X-Men: Apocalypse (12A) Empire, Odeon **

Click here to book tickets 

TOO many kooks spoil the broth of director Bryan Singer’s fourth tour of duty with the Marvel Comics mutants, which began in 2000 with X-Men.

Simon Kinberg’s messy script bursts at the seams with tortured characters and subplots vying for our attention, bloating the running time to close to two and a half hours.

It’s a physical ordeal for us, but too little time for X-Men: Apocalypse to do justice to a menagerie of gifted misfits on both sides of a conflict that reduces several capital cities to rubble.

There is dramatic fat that could be trimmed: a blood-spattered interlude involving a face from the past - codenamed Weapon X - is superfluous and the final showdown is played out simultaneously in the real world and inside the connected minds of telepaths.

Unfortunately it’s all likely to induce a headache, as awe and wonder.

Everybody Wants Some!! (15) Empire ****

Bournemouth Echo:

Oscar nominated writer-director Richard Linklater rekindles a bright flame of nostalgia in this valentine to student life, which exudes the same freewheeling vibe as his seminal 1993 film, Dazed And Confused.

While that picture illuminated growing pains at a 1970s high school, Everybody Wants Some!! zips up its impossibly tight jeans in the autumn of 1980, when a group of hormone-crazed college freshmen and sophomores hope to make their mark on the baseball field.

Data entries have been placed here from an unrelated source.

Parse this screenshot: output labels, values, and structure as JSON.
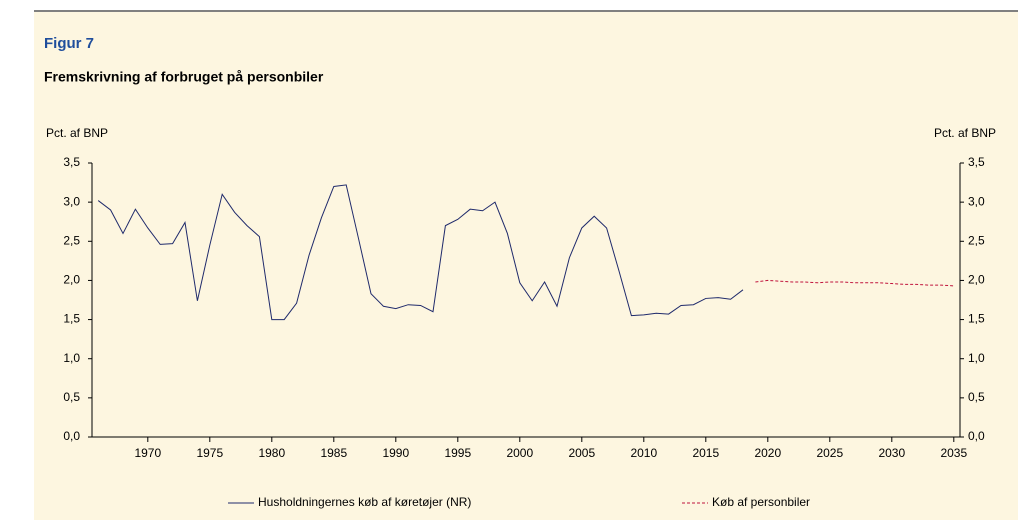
{
  "chart_data": {
    "type": "line",
    "label": "Figur 7",
    "title": "Fremskrivning af forbruget på personbiler",
    "ylabel": "Pct. af BNP",
    "y2label": "Pct. af BNP",
    "x": [
      1966,
      1967,
      1968,
      1969,
      1970,
      1971,
      1972,
      1973,
      1974,
      1975,
      1976,
      1977,
      1978,
      1979,
      1980,
      1981,
      1982,
      1983,
      1984,
      1985,
      1986,
      1987,
      1988,
      1989,
      1990,
      1991,
      1992,
      1993,
      1994,
      1995,
      1996,
      1997,
      1998,
      1999,
      2000,
      2001,
      2002,
      2003,
      2004,
      2005,
      2006,
      2007,
      2008,
      2009,
      2010,
      2011,
      2012,
      2013,
      2014,
      2015,
      2016,
      2017,
      2018,
      2019,
      2020,
      2021,
      2022,
      2023,
      2024,
      2025,
      2026,
      2027,
      2028,
      2029,
      2030,
      2031,
      2032,
      2033,
      2034,
      2035
    ],
    "series": [
      {
        "name": "Husholdningernes køb af køretøjer (NR)",
        "color": "#1f2a6b",
        "dash": "solid",
        "values": [
          3.02,
          2.9,
          2.6,
          2.91,
          2.67,
          2.46,
          2.47,
          2.74,
          1.74,
          2.45,
          3.1,
          2.87,
          2.7,
          2.56,
          1.5,
          1.5,
          1.71,
          2.32,
          2.8,
          3.2,
          3.22,
          2.53,
          1.83,
          1.67,
          1.64,
          1.69,
          1.68,
          1.6,
          2.7,
          2.78,
          2.91,
          2.89,
          3.0,
          2.6,
          1.97,
          1.74,
          1.98,
          1.67,
          2.29,
          2.67,
          2.82,
          2.67,
          2.12,
          1.55,
          1.56,
          1.58,
          1.57,
          1.68,
          1.69,
          1.77,
          1.78,
          1.76,
          1.88,
          null,
          null,
          null,
          null,
          null,
          null,
          null,
          null,
          null,
          null,
          null,
          null,
          null,
          null,
          null,
          null,
          null
        ]
      },
      {
        "name": "Køb af personbiler",
        "color": "#c0143c",
        "dash": "dashed",
        "values": [
          null,
          null,
          null,
          null,
          null,
          null,
          null,
          null,
          null,
          null,
          null,
          null,
          null,
          null,
          null,
          null,
          null,
          null,
          null,
          null,
          null,
          null,
          null,
          null,
          null,
          null,
          null,
          null,
          null,
          null,
          null,
          null,
          null,
          null,
          null,
          null,
          null,
          null,
          null,
          null,
          null,
          null,
          null,
          null,
          null,
          null,
          null,
          null,
          null,
          null,
          null,
          null,
          null,
          1.98,
          2.0,
          1.99,
          1.98,
          1.98,
          1.97,
          1.98,
          1.98,
          1.97,
          1.97,
          1.97,
          1.96,
          1.95,
          1.95,
          1.94,
          1.94,
          1.93
        ]
      }
    ],
    "xlim": [
      1965.5,
      2035.5
    ],
    "xticks": [
      1970,
      1975,
      1980,
      1985,
      1990,
      1995,
      2000,
      2005,
      2010,
      2015,
      2020,
      2025,
      2030,
      2035
    ],
    "ylim": [
      0,
      3.5
    ],
    "yticks": [
      {
        "value": 0,
        "label": "0,0"
      },
      {
        "value": 0.5,
        "label": "0,5"
      },
      {
        "value": 1,
        "label": "1,0"
      },
      {
        "value": 1.5,
        "label": "1,5"
      },
      {
        "value": 2,
        "label": "2,0"
      },
      {
        "value": 2.5,
        "label": "2,5"
      },
      {
        "value": 3,
        "label": "3,0"
      },
      {
        "value": 3.5,
        "label": "3,5"
      }
    ],
    "y2lim": [
      0,
      3.5
    ],
    "y2ticks": [
      {
        "value": 0,
        "label": "0,0"
      },
      {
        "value": 0.5,
        "label": "0,5"
      },
      {
        "value": 1,
        "label": "1,0"
      },
      {
        "value": 1.5,
        "label": "1,5"
      },
      {
        "value": 2,
        "label": "2,0"
      },
      {
        "value": 2.5,
        "label": "2,5"
      },
      {
        "value": 3,
        "label": "3,0"
      },
      {
        "value": 3.5,
        "label": "3,5"
      }
    ],
    "grid": false,
    "legend": "bottom"
  }
}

Linklater’s ear for sparkling dialogue is acute, like when one student snorts with derision at a housemate’s rippling waterbed: “It’s like having sex with a girl on top of a really fat girl!”

The script is a series of bittersweet vignettes in the days before the hormone-fuelled characters are due to attend their first class.

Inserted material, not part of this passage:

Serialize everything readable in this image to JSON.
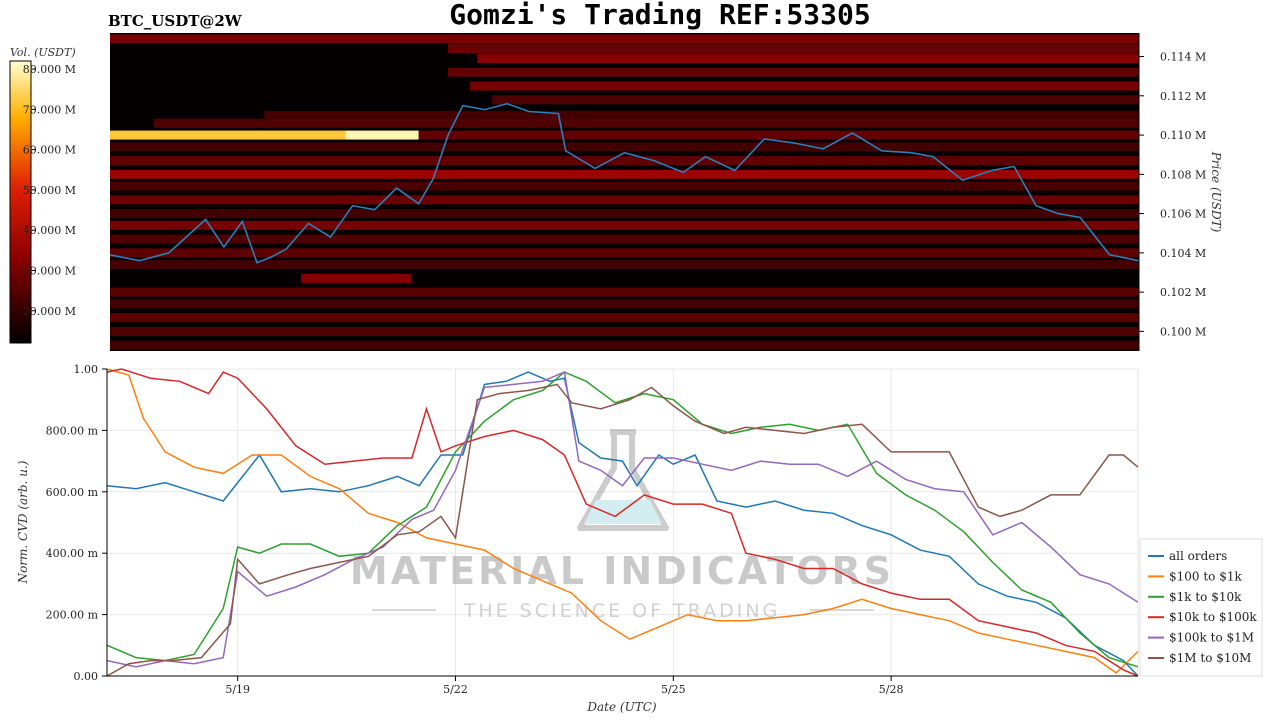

The soundtrack opens to the infectious strains of My Sharona by The Knack, while a deliriously entertaining sequence involves the main cast cruising around campus in a car, singing along to Rapper’s Delight by The Sugarhill Gang on the radio.

“You start poppin’ your fingers and stompin’ your feet/And movin’ your body while you’re sitting in your seat,” chant the actors. We happily oblige.

A Hologram For The King (12) Empire, ABC **

Bournemouth Echo:

ADAPTED from Dave Eggers’ novel by writer-director Tom Tykwer, A Hologram For The King is a misshapen, muddled yet curiously engaging love story that will draw comparisons to Salmon Fishing In The Yemen.

Forbidden romance blossoms in the arid landscapes of the Middle East, irrigated here by sizzling screen chemistry between Tom Hanks and the luminous Sarita Choudhury.

This is Satellite Dishing In The Next-To-Yemen in tone and intent, and Tykwer ensures that the central character’s existential crisis doesn’t weigh too heavily, courtesy of farcical narrative detours and side swipes at Saudi Arabian culture.

The plot feels like it might blow away in the first sandstorm.